Was die Beschäftigten in den Pflegeberufen wirklich benötigen, ist, dass von den Einrichtungen endlich, wo noch nicht geschehen, ordentliche und ausreichende Arbeitskleidung zu Verfügung gestellt wird. Um das Virus, wie täglich rauf und runter gebetet, wirklich zu reduzieren, ist Schutzkleidung zwingend flächendeckend ausreichend bereitzustellen und nicht erst bei Verdachts- oder Akutfällen. Die Räumlichkeiten sind überall vorbeugend täglich zu reinigen und zu desinfizieren – dazu müssen zusätzliche Reinigungskräfte, die jetzt kurzfristig zur Verfügung stehen, eingestellt werden.
Und es muss wieder mehr Personal her. Es gibt keine Einrichtung, die, seit langem schon, besser als mit einer Notbesetzung als Regelzustand arbeitet. ver.di fordert schon seit Jahren 167 000 Stellen. Das muss nun endlich mit mehr und dem nötigen Nachdruck geschehen. Dafür muss, unter Einbeziehung der Beschäftigten und Mitglieder, eine druckvolle Kampagne geplant und gestartet werden, mit aktivierenden Forderungen für einen besseren Personalschlüssel in allen Bereichen, einer nicht nur einmaligen Zulage von 1.500 Euro, sondern ein dauerhafter Betrag von mindestens 500 Euro, der dann in die tarifliche Entgeldstruktur dauerhaft übergeleitet wird und die Entprivatisierung von Einrichtungen, die in öffentliches Eigentum übergeleitet werden, zur Sicherung der Arbeitsplätze bei aufgewertet angemessenem Personalschlüssel. Allein der Hinweis, es schon immer gesagt zu haben und weiterhin nur verbale Willensbekundungen abzugeben, ist einer Gewerkschaft nicht würdig – dafür reichte auch ein Kummerkasten.

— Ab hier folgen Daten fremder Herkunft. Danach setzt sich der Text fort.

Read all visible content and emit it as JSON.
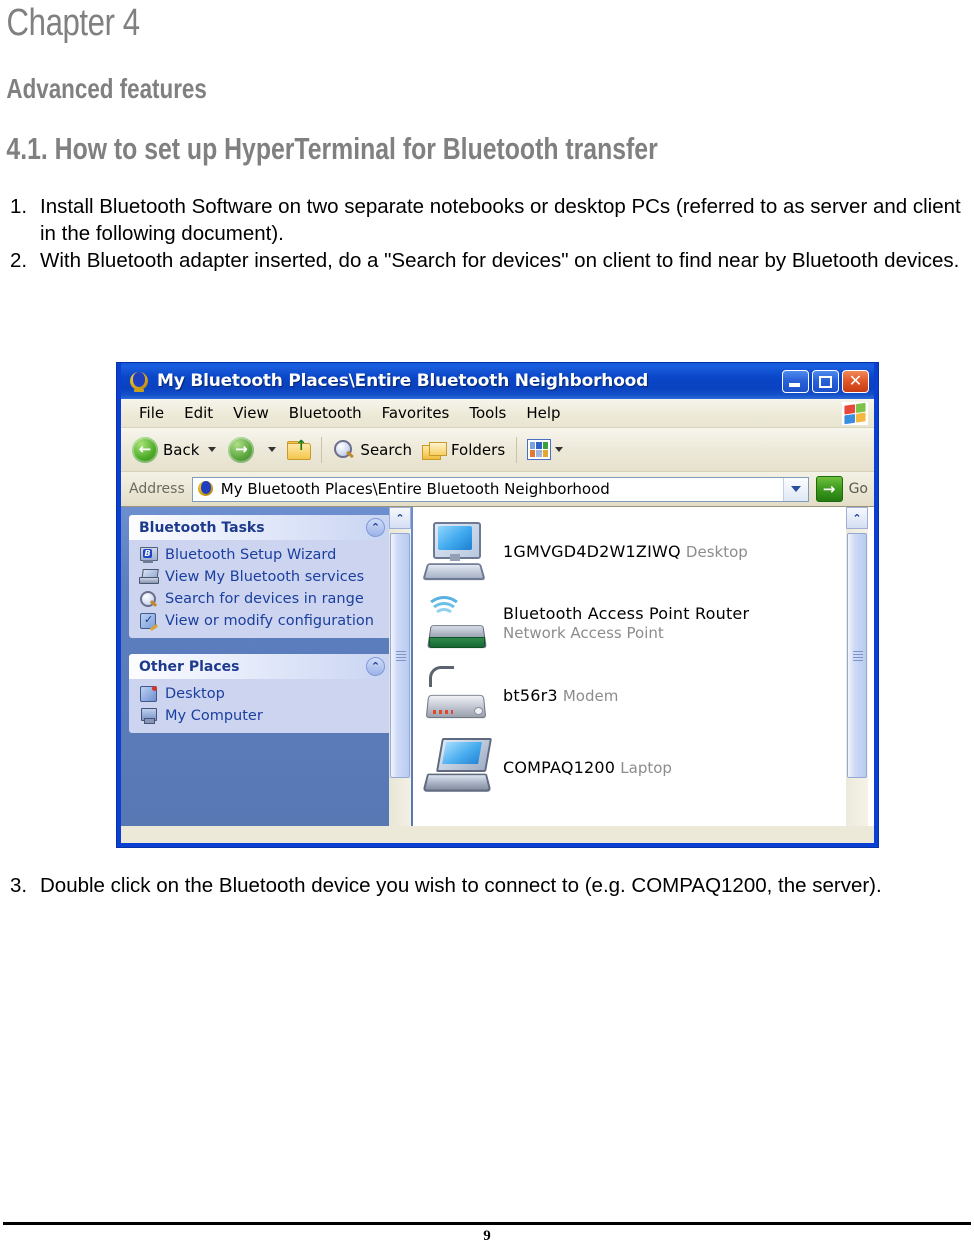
{
  "document": {
    "chapter_title": "Chapter 4",
    "section_heading": "Advanced features",
    "subsection_heading": "4.1. How to set up HyperTerminal for Bluetooth transfer",
    "steps_before": [
      {
        "number": "1.",
        "text": "Install Bluetooth Software on two separate notebooks or desktop PCs (referred to as server and client in the following document)."
      },
      {
        "number": "2.",
        "text": "With Bluetooth adapter inserted, do a \"Search for devices\" on client to find near by Bluetooth devices."
      }
    ],
    "steps_after": [
      {
        "number": "3.",
        "text": "Double click on the Bluetooth device you wish to connect to (e.g. COMPAQ1200, the server)."
      }
    ],
    "page_number": "9"
  },
  "screenshot": {
    "window": {
      "title": "My Bluetooth Places\\Entire Bluetooth Neighborhood",
      "titlebar_icon": "bluetooth-globe-icon",
      "buttons": {
        "minimize": "minimize-button",
        "maximize": "maximize-button",
        "close": "close-button"
      }
    },
    "menubar": {
      "items": [
        "File",
        "Edit",
        "View",
        "Bluetooth",
        "Favorites",
        "Tools",
        "Help"
      ],
      "brand_icon": "windows-flag-icon"
    },
    "toolbar": {
      "back_label": "Back",
      "search_label": "Search",
      "folders_label": "Folders",
      "icons": {
        "back": "back-arrow-icon",
        "forward": "forward-arrow-icon",
        "up": "up-folder-icon",
        "search": "magnifier-icon",
        "folders": "folders-icon",
        "views": "views-icon"
      }
    },
    "address_bar": {
      "label": "Address",
      "value": "My Bluetooth Places\\Entire Bluetooth Neighborhood",
      "go_label": "Go",
      "icon": "bluetooth-globe-icon"
    },
    "sidebar": {
      "panels": [
        {
          "title": "Bluetooth Tasks",
          "items": [
            {
              "label": "Bluetooth Setup Wizard",
              "icon": "bluetooth-wizard-icon"
            },
            {
              "label": "View My Bluetooth services",
              "icon": "laptop-icon"
            },
            {
              "label": "Search for devices in range",
              "icon": "magnifier-icon"
            },
            {
              "label": "View or modify configuration",
              "icon": "configuration-icon"
            }
          ]
        },
        {
          "title": "Other Places",
          "items": [
            {
              "label": "Desktop",
              "icon": "desktop-icon"
            },
            {
              "label": "My Computer",
              "icon": "my-computer-icon"
            }
          ]
        }
      ]
    },
    "devices": [
      {
        "name": "1GMVGD4D2W1ZIWQ",
        "type": "Desktop",
        "icon": "desktop-pc-icon"
      },
      {
        "name": "Bluetooth Access Point Router",
        "type": "Network Access Point",
        "icon": "access-point-icon"
      },
      {
        "name": "bt56r3",
        "type": "Modem",
        "icon": "modem-icon"
      },
      {
        "name": "COMPAQ1200",
        "type": "Laptop",
        "icon": "laptop-device-icon"
      }
    ],
    "colors": {
      "titlebar_blue": "#0a46c8",
      "sidebar_blue": "#5878b4",
      "panel_body": "#ccd4f0",
      "panel_link": "#1b3f9e",
      "chrome_beige": "#ece9d8",
      "heading_gray": "#808080"
    }
  }
}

Was aber zudem allgemein dringend Not täte, wären die Abschaffung des DRG-Systems (und den daraus folgenden Regelsatzbemessungen der Heime über deren Kostenträger) für ein Gesundheits- und Pflegesystem nach Bedarf.

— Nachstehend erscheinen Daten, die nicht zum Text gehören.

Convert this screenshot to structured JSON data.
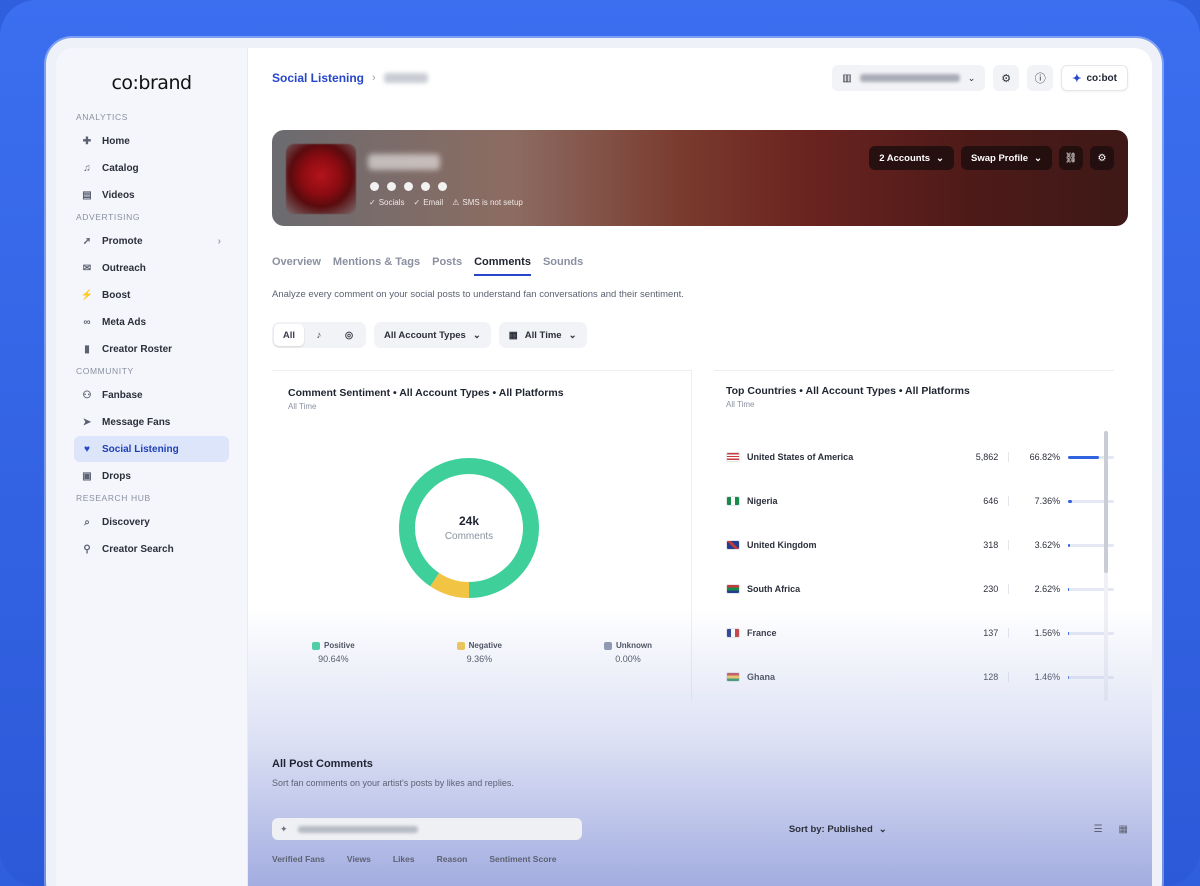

Die Eliminierung jeglicher Konkurrenz im Gesundheits-, Pflege- und Betreuungswesen durch die Überführung aller Kliniken und Heime in öffentliche Hand. Damit dabei die nicht allerhellsten Leuchten à la Spahn und Konsorten nach den weiterhin vorhandenen Wünschen des Kapitals entscheiden können, üben die Kontrolle die Mit-Arbeiter*innen, Patient*innen, Bevölkerung, Gewerkschaft und Kommunen/Länder paritätisch aus. Güter des Gesundheits-, Pflege- und Hygienewesens werden möglichst vor Ort und permanent vorrätig produziert und nicht mehr einem inkompetenten „freien Markt“ überlassen. Schließlich werden die nach Bedarf geschaffenen Pflege- und Betreuungsstellen zu neuen und guten Tarifvergütungen und einer zeitgemäßen Arbeitszeit, die natürlich deutlich weniger als die jetzigen 39 – 41 Wochenarbeitsstunden beträgt (30), für alle zwingend ausgelobt.